And why do I need one?
My Dear Hubby ruptured a disk in his neck ten or so years ago. After his pinky finger went completely numb this weekend, he decided to address his literal pain in the neck. The kind doctor prescribed steroids to alleviate swelling and a muscle relaxer to…well…relax his ever-so-tight muscles.
We parted ways after lunch. Sometime later DH sent me this text:
“I took some z-PAC pills and one mule relaxer pill a half ago.”
I immediately offered to pick him up from work—he said he was so dizzy he couldn’t focus. Obviously.
His response: “Why! Work is way more fun when I’m desirous.”
Hmmmm. Besides the great belly laugh, I also got a mini writing lesson out of his words.
Don’t forget to content edit.
A copy edit is one that simply checks grammar, spelling and those pesky typos—mule pills a half ago? At times our work can be technically correct—a desirous work atmosphere—yet make no real-world sense. This is where the content edit comes in.
So what exactly is a content edit?
It’s a check for inconsistencies.
Does your MC answer to Jack on the first page and Jeremy on page 78?
- Did Jasmine enter the scene in a blue sweater and exit wearing a green jacket?
- How in the heck did Sandy wake up from a dream when she never went to bed?

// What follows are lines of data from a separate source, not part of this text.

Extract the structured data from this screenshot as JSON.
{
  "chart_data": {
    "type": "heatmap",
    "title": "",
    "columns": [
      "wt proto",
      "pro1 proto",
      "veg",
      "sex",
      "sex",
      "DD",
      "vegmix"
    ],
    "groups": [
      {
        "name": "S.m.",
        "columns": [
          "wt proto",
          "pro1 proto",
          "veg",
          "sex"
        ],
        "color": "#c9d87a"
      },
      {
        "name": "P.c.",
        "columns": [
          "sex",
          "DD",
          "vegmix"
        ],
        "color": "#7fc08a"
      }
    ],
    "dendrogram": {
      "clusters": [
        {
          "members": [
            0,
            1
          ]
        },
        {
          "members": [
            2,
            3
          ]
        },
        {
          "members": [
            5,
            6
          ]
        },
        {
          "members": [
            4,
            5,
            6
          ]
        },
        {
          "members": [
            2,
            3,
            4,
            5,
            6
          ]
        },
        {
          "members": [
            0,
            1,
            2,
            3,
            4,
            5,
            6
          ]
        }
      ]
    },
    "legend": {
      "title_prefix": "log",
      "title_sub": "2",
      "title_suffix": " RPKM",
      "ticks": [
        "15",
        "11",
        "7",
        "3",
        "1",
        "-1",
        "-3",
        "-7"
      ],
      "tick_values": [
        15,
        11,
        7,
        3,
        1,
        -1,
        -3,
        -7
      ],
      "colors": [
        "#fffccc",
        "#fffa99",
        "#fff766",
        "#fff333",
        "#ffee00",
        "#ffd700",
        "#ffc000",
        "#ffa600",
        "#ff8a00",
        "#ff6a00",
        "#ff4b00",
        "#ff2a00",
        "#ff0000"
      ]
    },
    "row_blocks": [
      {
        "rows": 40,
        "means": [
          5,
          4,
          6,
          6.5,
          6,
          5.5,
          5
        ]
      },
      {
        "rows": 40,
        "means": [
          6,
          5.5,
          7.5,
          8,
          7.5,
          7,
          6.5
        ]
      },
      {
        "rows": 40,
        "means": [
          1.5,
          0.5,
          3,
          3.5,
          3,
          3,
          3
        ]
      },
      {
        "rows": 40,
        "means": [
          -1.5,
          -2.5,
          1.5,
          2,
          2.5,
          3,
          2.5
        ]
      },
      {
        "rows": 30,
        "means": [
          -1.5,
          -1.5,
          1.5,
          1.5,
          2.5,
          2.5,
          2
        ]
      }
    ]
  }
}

Or eat dinner in the middle of the night?
- Is it still raining four hours later, yet Candace walks in from her walk as dry as a newly diapered baby bottom?
- Did Frank age ten years or get younger with each page turn?
- Does Harry flush his toilet on the Dakota plains in 1910?
- When did bubbly Hannah turn into a crass ogre?
These are all examples of content editing. And nothing pulls readers out of a story quicker than inconsistencies and untruths.
What are some of your favorite inconsistencies either in your writing or in books you’ve read? Don’t be shy. We’ve all made some whoppers at some point!
I once had a great opening line for the first day of summer only to have my MC get ready for the first day of school one chapter later.